Im Gegensatz zu anderen autoritären Regimen des Nahen Ostens verfügt Iran über eine gut ausgebildete Mittelschicht und zumindest in den Städten über ein selbstbewusstes Bürgertum. Dies macht eine totale Kontrolle, die es ohnedies nie geben kann, äußerst schwierig. Iran steht an der Spitze der Internetnutzer im Nahen Osten. Bis zu 35 Prozent der Bevölkerung nutzen das Netz regelmäßig. Allein in der Hauptstadt Teheran gibt es mehr als 4.000 Internetcafés und fast zehn Millionen Menschen im Land, die täglich mehrere Stunden am Tag online sind. Alle Versuche der Zensurbehörde, die Kommunikation im Internet unter Kontrolle zu bringen, sind bislang gescheitert. Selbstverständlich ist das Internet nicht nur ein Medium der Opposition, sondern wie überall in erster Linie ein Forum für die unterschiedlichen Arten der Kommunikation, von Lyrik über Kochrezepte bis zum Alltagstratsch. Dabei gibt es natürlich ein Gefälle zwischen Stadt und Land, reich und arm. Das Internet wird vor allem von der städtischen Mittelschicht in Privathaushalten genutzt. Interessanterweise gehörten die Mullahs, der schiitische Klerus, zu den ersten Nutzern des Internets in Iran. Sie haben sehr früh angefangen, religiöse Texte und auch Fatwas im Netz zu veröffentlichen, um diese ihren Anhängern zugänglich zu machen. Auch die staatlichen Institutionen - Ministerien, Parlament, der Präsident - haben eigene Internetseiten, auf denen sie über ihre Aktivitäten berichten.

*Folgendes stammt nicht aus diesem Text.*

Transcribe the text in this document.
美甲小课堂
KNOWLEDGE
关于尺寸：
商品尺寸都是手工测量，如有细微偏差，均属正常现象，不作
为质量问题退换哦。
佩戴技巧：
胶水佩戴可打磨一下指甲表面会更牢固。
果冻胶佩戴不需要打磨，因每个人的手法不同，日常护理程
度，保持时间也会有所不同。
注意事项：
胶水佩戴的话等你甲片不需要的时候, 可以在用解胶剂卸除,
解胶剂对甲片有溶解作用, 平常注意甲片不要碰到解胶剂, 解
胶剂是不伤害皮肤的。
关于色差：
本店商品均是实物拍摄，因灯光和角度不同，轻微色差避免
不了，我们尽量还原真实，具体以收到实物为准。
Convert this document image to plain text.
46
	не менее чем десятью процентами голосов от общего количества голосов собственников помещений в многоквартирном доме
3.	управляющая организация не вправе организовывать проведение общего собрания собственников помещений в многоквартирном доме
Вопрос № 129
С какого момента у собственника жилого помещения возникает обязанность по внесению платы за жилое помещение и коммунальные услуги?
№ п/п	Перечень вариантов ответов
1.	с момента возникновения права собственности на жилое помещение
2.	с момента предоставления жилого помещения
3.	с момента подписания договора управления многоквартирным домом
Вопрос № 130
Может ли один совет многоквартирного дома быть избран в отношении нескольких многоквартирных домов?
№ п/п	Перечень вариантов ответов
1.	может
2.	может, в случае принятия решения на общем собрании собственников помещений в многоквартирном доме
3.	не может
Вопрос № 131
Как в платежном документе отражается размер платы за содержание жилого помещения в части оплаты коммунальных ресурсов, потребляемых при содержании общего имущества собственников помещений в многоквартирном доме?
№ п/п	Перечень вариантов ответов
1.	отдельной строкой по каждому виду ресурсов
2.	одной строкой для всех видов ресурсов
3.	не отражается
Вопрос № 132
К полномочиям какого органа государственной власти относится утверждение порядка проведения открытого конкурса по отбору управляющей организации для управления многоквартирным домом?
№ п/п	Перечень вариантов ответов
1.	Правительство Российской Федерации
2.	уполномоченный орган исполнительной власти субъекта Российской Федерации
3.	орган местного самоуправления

Die Iraner zählen zu den aktivsten Bloggern weltweit. Auch wenn Bloggen allein den autoritären Staat nicht reformieren wird können, ist das Internet doch ein entscheidendes Medium für Opposition und Zivilgesellschaft in Iran. Seit Sommer 2009 ist es der iranischen Regierung trotz verschärftem Terror nicht gelungen, die iranische Oppositionsbewegung einzudämmen. Das wird auch im Internet deutlich, wo die Zahl der oppositionellen Webseiten wächst. Im Juni 2009 galt das Land als Hort der "Twitter Revolution". Hier wurden Treffpunkte und Uhrzeiten für Kundgebungen vereinbart, aber auch Meldungen über Verhaftete, Verletzte und Tote ausgetauscht. Proteste nach der gefälschten Wiederwahl von Präsident Mahmud Ahmadineschad wurden über den Kurznachrichtendienst, Blogs und Facebook organisiert, das YouTube-Video der sterbenden Demonstrantin Neda Agha-Soltan machte sie zum Symbol der iranischen Revolution. Es war die Rede von einer mächtigen kritischen Öffentlichkeit, die vielleicht das Regime stürzen könnte - eine Hoffnung, die sich als trügerisch erwies. Die anfängliche Euphorie über die Macht der neuen Medien ist mittlerweile verflogen. Heute wird im Gegenteil kritisch und resigniert gefragt, ob der "Twitterfrühling" im Sommer 2009 nicht im Gegenteil eine virtuelle Scheinwelt war, die mit der Realität im Land nur wenig zu tun hatte?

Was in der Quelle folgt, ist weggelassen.